„Eine Bereicherung“: Agil-Geschäftsführerin Sylvia Podewils, Vorsitzender Peter Felbermeier, Projektleiterin Christine Unzeitig und die Leiterin der KZ-Gedenkstätte Dachau, Dr. Gabriele Hammermann. foto: ch

KZ-Gedenkstätte tritt Dachau Agil bei

Dachau - Der Regionalentwicklungsverein Dachau Agil freut sich über ein bedeutendes neues Mitglied: die KZ-Gedenkstätte Dachau.

Die Bürgerbeteiligung, ein wichtiger Punkt für Dachau Agil, spielt auch in der Gedenkarbeit eine wichtige Rolle, heißt es in einer Presseerklärung.

Vorsitzender Peter Felbermeier betont: „Der Beitritt der Gedenkstätte ist für Dachau Agil ein großer Schritt. Wir freuen uns über unser neues Mitglied und die damit verbundene Aufwertung unseres Vereins, gerade im Bereich der Vergangenheitsarbeit sowie der Zeitgeschichte.“ Insbesondere das Gremium, das über die Beantragung der EU-Förderung entscheidet, profitiert laut Felbermeier von der fachlichen Einbringung der Gedenkstätte.

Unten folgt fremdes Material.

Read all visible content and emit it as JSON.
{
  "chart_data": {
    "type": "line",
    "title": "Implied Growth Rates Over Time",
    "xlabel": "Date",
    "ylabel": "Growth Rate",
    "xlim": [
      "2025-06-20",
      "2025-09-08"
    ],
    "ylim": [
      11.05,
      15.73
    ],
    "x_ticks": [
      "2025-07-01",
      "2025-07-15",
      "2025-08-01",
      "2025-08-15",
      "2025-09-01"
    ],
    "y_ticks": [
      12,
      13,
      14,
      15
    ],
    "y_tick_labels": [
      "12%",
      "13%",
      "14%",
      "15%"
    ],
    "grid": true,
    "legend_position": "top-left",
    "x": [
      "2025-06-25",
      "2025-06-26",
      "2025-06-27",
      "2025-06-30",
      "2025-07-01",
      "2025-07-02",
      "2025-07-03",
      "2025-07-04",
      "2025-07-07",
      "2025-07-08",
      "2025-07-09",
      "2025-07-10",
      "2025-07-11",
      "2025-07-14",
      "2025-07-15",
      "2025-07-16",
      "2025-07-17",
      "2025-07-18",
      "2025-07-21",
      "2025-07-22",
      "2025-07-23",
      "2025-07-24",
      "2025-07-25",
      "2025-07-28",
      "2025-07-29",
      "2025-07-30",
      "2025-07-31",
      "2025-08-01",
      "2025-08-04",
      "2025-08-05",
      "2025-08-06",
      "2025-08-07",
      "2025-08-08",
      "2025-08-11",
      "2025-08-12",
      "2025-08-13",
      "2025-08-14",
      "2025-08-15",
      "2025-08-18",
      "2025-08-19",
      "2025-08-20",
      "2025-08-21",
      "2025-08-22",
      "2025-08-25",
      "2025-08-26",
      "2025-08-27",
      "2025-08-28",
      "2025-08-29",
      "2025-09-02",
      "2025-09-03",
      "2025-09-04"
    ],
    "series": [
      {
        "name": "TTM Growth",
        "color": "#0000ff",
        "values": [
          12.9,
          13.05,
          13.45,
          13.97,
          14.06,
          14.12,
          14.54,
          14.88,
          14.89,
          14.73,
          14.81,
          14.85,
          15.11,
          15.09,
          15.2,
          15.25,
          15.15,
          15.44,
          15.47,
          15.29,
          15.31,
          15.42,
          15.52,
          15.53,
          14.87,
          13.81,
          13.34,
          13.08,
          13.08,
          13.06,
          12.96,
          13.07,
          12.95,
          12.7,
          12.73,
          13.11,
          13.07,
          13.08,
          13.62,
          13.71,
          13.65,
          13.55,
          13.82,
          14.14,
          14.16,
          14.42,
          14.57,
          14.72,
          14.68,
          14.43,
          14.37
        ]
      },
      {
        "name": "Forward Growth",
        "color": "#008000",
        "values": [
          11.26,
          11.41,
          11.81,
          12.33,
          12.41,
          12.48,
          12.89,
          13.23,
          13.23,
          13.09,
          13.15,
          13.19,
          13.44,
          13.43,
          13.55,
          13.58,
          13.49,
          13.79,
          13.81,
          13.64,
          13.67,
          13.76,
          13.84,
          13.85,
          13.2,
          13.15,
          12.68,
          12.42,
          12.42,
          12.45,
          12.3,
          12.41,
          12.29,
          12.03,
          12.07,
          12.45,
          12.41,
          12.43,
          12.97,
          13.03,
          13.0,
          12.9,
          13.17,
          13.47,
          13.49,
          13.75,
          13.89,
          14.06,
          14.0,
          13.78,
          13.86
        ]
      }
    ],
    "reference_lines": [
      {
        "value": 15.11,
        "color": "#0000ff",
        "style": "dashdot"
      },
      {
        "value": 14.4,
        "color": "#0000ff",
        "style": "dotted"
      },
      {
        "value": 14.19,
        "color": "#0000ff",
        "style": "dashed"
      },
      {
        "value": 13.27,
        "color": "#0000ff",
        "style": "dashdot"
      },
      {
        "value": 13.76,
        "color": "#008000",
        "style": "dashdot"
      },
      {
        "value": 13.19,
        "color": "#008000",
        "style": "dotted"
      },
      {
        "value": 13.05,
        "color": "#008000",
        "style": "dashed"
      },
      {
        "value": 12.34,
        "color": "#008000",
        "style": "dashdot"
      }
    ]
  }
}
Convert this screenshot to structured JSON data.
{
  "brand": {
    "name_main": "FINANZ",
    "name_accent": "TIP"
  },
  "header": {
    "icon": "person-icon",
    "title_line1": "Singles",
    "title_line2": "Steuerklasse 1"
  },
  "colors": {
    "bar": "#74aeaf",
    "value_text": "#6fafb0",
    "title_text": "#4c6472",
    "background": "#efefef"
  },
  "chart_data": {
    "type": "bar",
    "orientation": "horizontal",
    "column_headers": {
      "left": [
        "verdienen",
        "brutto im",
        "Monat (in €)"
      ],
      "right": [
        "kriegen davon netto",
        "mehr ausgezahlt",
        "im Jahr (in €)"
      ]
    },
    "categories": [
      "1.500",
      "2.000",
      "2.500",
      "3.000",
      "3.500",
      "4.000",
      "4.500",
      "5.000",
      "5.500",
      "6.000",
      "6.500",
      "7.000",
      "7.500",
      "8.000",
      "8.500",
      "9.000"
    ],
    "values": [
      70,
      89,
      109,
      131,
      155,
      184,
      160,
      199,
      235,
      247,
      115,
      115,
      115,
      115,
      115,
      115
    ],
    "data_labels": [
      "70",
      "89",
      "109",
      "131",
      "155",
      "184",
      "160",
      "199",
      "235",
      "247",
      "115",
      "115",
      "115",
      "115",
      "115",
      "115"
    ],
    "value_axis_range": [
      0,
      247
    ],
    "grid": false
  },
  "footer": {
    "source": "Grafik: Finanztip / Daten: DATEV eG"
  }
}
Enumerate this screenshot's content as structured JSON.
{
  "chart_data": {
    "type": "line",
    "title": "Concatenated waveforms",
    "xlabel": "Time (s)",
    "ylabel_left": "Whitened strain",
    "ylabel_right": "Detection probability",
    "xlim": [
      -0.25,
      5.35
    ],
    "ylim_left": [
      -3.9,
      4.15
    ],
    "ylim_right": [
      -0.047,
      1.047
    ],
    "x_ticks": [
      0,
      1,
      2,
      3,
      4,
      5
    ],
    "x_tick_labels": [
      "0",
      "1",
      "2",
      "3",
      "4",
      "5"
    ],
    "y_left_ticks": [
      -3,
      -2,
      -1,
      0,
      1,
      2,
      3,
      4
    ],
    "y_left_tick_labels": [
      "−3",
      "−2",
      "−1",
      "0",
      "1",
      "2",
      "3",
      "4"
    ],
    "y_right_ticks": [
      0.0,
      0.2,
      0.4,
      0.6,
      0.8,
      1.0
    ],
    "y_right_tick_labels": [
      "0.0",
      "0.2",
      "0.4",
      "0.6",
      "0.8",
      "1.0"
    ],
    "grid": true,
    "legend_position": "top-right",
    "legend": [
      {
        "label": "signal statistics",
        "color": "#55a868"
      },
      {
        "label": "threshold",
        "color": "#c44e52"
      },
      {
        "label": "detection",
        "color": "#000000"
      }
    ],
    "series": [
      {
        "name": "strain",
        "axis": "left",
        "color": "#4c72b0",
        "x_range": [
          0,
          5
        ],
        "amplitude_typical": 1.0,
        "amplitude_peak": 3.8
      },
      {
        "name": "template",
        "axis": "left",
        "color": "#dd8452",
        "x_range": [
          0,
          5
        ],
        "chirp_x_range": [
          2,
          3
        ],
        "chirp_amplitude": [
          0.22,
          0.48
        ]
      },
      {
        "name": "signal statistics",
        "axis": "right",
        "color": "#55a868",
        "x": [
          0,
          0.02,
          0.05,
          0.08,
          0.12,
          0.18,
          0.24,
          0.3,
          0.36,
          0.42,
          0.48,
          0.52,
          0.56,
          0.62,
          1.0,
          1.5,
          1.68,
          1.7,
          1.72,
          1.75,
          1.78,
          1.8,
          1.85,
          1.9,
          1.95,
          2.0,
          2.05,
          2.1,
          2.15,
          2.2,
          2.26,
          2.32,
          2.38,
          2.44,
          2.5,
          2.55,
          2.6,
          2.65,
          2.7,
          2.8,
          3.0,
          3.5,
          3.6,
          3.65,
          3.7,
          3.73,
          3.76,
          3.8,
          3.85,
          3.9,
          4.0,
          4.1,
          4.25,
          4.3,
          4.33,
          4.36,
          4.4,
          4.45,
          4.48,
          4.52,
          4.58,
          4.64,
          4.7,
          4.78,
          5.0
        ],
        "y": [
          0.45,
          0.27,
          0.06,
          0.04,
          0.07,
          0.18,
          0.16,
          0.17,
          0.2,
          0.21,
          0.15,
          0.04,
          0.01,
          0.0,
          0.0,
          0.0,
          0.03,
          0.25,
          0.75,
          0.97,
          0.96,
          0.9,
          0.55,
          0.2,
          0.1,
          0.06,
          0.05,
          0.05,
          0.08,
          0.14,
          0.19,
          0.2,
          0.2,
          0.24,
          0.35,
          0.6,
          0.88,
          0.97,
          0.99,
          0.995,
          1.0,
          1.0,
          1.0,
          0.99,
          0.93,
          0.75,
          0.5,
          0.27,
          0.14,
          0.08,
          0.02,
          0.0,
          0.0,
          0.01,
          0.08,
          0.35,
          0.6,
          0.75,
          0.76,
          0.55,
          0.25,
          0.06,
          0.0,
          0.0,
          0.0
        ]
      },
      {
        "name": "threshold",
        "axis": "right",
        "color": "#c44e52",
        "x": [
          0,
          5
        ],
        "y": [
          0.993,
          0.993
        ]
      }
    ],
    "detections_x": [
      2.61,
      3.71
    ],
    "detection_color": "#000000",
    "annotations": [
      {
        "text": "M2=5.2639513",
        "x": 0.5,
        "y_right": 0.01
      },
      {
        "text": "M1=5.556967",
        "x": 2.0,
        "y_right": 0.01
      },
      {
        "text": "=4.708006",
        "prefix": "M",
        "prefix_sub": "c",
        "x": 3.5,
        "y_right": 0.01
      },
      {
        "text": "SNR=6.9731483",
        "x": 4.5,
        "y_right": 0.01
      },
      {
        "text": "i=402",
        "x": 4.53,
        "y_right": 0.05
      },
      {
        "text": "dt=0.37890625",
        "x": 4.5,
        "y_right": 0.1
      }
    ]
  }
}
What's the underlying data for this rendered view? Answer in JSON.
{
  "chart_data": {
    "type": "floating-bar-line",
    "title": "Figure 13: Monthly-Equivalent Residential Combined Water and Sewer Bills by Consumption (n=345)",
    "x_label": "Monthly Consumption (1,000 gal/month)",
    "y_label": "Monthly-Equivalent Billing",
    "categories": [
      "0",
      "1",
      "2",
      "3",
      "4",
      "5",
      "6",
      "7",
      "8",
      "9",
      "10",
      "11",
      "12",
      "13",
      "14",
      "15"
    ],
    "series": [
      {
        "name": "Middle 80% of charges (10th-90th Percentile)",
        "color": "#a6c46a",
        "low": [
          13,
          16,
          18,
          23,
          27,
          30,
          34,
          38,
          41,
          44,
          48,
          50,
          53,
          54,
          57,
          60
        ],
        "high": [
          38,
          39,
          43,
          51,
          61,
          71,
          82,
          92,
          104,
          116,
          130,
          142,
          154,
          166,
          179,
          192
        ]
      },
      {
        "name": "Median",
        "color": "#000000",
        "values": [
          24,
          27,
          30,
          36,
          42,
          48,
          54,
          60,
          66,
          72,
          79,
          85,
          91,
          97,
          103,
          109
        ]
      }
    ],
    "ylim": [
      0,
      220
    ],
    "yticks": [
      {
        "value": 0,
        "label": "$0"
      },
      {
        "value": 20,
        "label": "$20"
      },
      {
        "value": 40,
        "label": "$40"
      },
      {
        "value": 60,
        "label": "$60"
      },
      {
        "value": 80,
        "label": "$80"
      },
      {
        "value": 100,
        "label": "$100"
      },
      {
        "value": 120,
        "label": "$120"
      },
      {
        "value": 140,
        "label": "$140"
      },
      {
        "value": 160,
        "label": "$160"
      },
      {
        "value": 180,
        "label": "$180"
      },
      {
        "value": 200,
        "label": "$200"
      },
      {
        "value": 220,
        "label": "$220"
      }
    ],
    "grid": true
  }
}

Christine Unzeitig, Projektleiterin des Agil-Projektes „Naherholung und Tourismus im Dachauer Land“, hatte den Kontakt zwischen Gedenkstättenleitung und der Geschäftsführung von Dachau Agil im Sommer hergestellt. Sie überreichte Dr. Gabriele Hammermann, der Leiterin der KZ-Gedenkstätte, feierlich die Entwicklungsstrategie des Landkreises Dachau, sozusagen das Programm der regionalen Entwicklung in den nächsten Jahren. Es steht unter dem Motto „Vielfalt vernetzen“. Der Beitritt der Gedenkstätte zu Dachau Agil macht diesem Leitbild laut Unzeitig alle Ehre. (ch)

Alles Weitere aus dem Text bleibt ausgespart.